All Stories Come Together in the End

All Stories Come Together in the End

Artista: Carlos Ranc

This exhibition originated in The Clipperton Project, a trip to the island of Clipperton in March 2012. The journey was made in two small sailboats and a motorboat, with a total of twenty-two participants, including the crew. The passengers included artists, writers, and scientists, whose mission was to develop scientific and artistic research and production projects during and after the trip. As a result of this experience, which was not unaffected by various problems, Carlos Ranc created a body of work divided into thematic groups. For Biombo*, Ranc presents some of the works that make up this extensive project:

A small library of books in Spanish, English, and French about shipwrecks, losses, islands (both real and metaphorical), maritime tragedies, etc., whose titles and authors’ names were effaced, so that the members of the “crew” could not know whom or what they were reading during the trip.

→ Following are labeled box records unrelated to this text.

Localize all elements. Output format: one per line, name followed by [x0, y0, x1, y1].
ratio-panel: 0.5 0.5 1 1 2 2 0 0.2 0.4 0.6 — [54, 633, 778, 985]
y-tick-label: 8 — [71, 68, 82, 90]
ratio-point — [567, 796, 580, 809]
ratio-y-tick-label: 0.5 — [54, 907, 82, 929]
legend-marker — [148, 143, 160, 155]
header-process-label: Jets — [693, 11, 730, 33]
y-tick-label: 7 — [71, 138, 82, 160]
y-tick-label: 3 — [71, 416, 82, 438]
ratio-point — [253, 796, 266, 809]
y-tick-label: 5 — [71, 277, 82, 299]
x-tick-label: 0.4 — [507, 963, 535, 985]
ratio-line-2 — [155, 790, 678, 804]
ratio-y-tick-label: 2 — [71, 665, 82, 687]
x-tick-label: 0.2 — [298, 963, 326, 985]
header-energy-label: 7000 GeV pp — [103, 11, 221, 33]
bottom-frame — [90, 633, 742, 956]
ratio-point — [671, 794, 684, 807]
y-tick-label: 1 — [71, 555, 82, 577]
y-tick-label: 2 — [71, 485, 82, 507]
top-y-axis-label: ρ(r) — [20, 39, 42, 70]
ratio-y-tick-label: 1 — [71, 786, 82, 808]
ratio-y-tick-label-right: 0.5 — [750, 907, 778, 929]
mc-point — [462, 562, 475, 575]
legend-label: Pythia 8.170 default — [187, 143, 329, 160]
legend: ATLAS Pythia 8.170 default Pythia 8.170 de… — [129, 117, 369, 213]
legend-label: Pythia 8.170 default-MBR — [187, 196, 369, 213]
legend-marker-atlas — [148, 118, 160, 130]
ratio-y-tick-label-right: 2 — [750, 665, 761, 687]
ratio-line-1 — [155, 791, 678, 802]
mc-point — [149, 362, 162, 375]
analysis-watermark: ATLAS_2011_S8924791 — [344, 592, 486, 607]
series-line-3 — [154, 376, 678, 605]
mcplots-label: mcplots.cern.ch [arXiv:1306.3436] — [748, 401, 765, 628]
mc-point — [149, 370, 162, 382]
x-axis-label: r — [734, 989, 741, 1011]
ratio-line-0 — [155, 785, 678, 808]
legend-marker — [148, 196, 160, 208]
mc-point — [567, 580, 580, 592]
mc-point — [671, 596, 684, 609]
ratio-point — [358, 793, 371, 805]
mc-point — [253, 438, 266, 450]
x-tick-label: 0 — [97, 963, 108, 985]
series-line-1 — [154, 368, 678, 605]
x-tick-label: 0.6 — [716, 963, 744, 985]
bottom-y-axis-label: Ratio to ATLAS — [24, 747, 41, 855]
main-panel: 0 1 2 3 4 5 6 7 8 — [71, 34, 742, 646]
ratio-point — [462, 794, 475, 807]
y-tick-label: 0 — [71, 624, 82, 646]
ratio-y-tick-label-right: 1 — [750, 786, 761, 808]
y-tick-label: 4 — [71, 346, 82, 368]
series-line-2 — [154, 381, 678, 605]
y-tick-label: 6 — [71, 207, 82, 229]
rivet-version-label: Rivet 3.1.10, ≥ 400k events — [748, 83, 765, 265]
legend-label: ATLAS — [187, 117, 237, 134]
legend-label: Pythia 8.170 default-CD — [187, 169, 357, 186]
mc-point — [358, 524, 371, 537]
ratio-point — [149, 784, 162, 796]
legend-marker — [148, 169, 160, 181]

The covers of the books were covered in a phosphorescent orange such as that used for life jackets and inflatable lifeboats.

A video in which the artist is depicted as the curator of an exhibition held on the island of objects gather in situ, out of which Ranc, in an act of appropriation, recreated works by other artists. The text that appears in the subtitles is from the novel Clipperton by Pablo Raphael, a close friend of the artist and also a member of the crew. Before embarking on the voyage, Ranc sent an invitation to everyone on his list of contacts to announce the exhibition: Marooned, “…so so far away that no one can visit it,” with the geographical coordinates of the island as the sole reference.

A book of songs, in the form of a playlist, edited together in such a way that they tell a story of a love affair drawing to its end. There are only two copies of the book: one was deliberately left on the island as a token of expiation, while the other is the one exhibited here.

The work Get Your Filthy Hands off My Desert was created a few months after returning from the island. The monuments in question are all milestones of defeat. The artist transfers them symbolically to the island, which has been reclaimed and then lost again, where the real victors are scurvy and madness.

* Biombo is a program of the Museo de Arte de Zapopan aimed at expanding the practice of art through the appropriation of writing and publishing techniques, through works which are not limited to book form, but which have to be read in order to be understood.